News from the conference room: this is a series of blog posts in which blogging experts briefly review key Tech4Africa 2010 talks and panels from Day 1 and 2.
It’s not often in SA that you get to hear a group of developers chew the fat. Well, you get it all the time. But not these developers. Tech4Africa 2010 offered an “Intimate Q&A” panel with Andy Budd (Clear Left), Dustin Diaz (Twitter, previously Google/Gmail), Joe Stump (SimplyGeo, previously Digg), John Resig (Mozilla Foundation (jQuery), Jonathan Snook (Yahoo!). These are guys that are at the coalface of the biggest, most successful Web development projects in the world.
It was a lively, and very funny discussion. First up were some general words of wisdom from Joe Stump, developer extraordinaire (see separate post on his presentation on scaling Web environments to global audience). He’s from the Valley… and he says his greatest asset there is his network. Many great developers, many great companies, many great brains, all sharing information and supporting others. Being commercial competitors doesn’t mean technology people shouldn’t help each other. Developers in Africa should build their networks, build their connections, and don’t be shy to ask for help and to share. Right. Enough serious stuff.

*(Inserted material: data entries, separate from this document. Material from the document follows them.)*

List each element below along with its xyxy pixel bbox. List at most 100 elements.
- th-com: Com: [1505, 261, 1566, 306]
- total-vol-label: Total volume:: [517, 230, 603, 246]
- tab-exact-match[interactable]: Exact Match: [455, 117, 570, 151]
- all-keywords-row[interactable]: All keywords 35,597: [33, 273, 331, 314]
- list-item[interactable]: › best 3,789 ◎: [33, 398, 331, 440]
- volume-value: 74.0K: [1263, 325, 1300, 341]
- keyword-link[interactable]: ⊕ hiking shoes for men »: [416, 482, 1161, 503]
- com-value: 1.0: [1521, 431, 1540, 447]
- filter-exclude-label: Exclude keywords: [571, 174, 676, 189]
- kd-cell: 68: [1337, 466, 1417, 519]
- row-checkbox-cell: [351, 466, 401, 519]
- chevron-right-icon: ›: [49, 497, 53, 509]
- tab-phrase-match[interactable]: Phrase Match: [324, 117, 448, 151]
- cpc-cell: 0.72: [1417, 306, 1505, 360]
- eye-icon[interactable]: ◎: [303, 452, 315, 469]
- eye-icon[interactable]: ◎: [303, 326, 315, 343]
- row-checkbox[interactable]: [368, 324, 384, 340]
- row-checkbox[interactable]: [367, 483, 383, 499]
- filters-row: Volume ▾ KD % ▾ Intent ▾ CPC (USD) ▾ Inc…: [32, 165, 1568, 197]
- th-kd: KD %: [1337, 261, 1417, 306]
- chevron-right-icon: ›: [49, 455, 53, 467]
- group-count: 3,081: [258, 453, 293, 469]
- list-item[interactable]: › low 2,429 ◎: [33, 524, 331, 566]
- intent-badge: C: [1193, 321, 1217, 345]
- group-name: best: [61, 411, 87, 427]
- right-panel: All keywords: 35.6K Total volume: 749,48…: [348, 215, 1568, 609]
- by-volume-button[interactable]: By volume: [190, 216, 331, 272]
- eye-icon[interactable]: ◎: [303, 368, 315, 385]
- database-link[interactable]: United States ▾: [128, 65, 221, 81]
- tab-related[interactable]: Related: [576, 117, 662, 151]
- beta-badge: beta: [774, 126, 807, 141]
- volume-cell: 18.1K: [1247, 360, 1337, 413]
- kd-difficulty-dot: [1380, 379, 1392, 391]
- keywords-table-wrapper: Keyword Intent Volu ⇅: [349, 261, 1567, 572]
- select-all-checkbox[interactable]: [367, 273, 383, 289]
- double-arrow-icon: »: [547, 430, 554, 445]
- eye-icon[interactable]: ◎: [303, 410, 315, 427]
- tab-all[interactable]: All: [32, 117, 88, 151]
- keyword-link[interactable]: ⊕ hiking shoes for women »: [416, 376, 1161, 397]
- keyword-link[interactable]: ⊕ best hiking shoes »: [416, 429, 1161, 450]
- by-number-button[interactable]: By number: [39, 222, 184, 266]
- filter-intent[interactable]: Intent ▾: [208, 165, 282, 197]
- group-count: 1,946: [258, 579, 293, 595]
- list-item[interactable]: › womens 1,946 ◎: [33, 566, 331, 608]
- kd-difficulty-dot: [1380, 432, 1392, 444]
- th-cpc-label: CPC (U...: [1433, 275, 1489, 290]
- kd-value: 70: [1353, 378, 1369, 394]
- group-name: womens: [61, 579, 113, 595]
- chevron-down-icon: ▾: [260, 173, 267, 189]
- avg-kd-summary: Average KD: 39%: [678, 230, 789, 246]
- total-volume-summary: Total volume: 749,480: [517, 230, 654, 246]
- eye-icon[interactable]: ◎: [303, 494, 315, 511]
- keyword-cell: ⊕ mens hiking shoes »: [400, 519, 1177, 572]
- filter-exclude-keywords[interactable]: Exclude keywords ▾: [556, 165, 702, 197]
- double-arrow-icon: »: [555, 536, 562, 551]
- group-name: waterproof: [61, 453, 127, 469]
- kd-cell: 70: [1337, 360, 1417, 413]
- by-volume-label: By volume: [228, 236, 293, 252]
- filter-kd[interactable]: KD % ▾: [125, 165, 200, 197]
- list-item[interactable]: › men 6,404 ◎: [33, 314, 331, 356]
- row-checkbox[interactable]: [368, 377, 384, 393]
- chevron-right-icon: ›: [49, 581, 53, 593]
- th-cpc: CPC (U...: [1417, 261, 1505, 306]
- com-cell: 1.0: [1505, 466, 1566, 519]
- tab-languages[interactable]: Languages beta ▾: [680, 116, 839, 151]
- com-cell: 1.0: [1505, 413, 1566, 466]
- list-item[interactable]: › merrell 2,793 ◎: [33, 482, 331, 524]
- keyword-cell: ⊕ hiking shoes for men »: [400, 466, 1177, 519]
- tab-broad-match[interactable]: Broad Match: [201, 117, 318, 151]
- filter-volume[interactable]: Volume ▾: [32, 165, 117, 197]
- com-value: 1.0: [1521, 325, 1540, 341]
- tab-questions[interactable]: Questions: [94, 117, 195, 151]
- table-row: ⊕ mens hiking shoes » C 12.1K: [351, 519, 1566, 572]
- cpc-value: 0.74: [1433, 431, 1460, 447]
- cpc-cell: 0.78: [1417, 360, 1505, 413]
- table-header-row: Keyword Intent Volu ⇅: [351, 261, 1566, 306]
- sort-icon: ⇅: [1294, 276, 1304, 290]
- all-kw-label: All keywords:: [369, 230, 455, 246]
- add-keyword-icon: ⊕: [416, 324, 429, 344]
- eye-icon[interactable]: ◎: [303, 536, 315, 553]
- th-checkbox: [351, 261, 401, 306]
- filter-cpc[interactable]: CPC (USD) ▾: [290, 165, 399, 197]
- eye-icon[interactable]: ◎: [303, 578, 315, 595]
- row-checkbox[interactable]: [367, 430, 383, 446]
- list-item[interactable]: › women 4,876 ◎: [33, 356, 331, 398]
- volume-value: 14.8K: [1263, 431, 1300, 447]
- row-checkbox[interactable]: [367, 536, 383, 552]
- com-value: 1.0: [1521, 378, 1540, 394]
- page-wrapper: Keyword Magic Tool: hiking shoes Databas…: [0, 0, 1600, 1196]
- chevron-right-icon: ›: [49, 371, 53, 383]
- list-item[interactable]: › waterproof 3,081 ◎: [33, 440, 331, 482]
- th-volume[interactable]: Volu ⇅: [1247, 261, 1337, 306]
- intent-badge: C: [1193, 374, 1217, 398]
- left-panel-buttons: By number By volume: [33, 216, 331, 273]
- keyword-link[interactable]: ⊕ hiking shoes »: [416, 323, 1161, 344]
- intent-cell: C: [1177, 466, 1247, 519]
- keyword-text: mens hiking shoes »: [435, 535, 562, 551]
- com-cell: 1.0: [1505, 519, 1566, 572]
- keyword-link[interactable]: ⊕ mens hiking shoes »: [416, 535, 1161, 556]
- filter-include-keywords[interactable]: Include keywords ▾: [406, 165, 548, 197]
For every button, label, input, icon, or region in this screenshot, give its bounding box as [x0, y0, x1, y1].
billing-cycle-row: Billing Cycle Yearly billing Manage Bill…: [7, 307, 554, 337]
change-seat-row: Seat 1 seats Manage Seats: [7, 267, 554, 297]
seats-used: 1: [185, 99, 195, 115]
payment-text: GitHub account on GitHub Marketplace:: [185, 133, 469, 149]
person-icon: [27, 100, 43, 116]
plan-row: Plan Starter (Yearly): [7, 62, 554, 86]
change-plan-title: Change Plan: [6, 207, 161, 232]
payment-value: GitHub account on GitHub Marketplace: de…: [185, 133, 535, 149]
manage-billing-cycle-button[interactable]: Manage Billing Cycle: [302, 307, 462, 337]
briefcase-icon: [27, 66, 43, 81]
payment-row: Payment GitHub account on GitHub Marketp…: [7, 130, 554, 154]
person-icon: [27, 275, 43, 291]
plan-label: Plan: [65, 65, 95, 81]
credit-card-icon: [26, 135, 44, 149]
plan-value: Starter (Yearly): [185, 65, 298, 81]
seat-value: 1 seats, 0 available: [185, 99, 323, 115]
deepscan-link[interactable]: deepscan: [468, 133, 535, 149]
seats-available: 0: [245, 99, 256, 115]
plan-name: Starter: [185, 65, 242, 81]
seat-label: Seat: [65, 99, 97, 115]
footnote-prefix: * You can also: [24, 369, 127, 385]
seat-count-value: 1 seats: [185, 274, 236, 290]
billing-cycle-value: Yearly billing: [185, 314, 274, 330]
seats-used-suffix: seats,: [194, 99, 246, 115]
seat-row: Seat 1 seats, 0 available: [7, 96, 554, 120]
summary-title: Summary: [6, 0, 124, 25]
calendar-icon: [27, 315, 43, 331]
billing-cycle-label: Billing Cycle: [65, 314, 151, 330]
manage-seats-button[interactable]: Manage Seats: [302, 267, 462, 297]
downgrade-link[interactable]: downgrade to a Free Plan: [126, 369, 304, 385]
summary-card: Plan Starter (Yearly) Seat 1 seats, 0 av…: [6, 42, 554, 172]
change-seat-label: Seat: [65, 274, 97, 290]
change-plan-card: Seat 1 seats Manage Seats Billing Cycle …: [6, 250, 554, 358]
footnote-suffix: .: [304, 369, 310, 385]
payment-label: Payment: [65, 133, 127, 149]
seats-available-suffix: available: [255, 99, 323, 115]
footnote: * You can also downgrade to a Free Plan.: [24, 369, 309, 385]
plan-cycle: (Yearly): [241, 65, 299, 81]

Some great quotable quotes:
* Can we ban the use of the word “Cloud”? Can we maybe use the word “Internet”?
* Question: Are frameworks stopping people investigating the depths of jscript? Answer: No-one wants to investigate the depths of jscript.
* Question: Will Flash be killed by HTML5?
Answer 1: Flash is the Cobol of the Internet.
Answer 2: It won’t go away for a long time, particularly for video.
* There are so many security holes in Flash, and people are driving buses through them.
* We’re getting clients saying, “Can you HTML5 our site?” and I think, “What the hell are you talking about?”
* The website is not the service, its just a gateway to the service.
* In the future, the browser is going to have more direct access to the hardware. The browser will become the OS, with more power and features.
(Ed’s note: What happens when the browser is so powerful and hardware-connected it will replace the OS. Will we then need a small, lightweight browser in the big fat OS-browser?)
* To go global you have to work on a baseline User Interface – don’t just develop for latest browsers, computers and phones.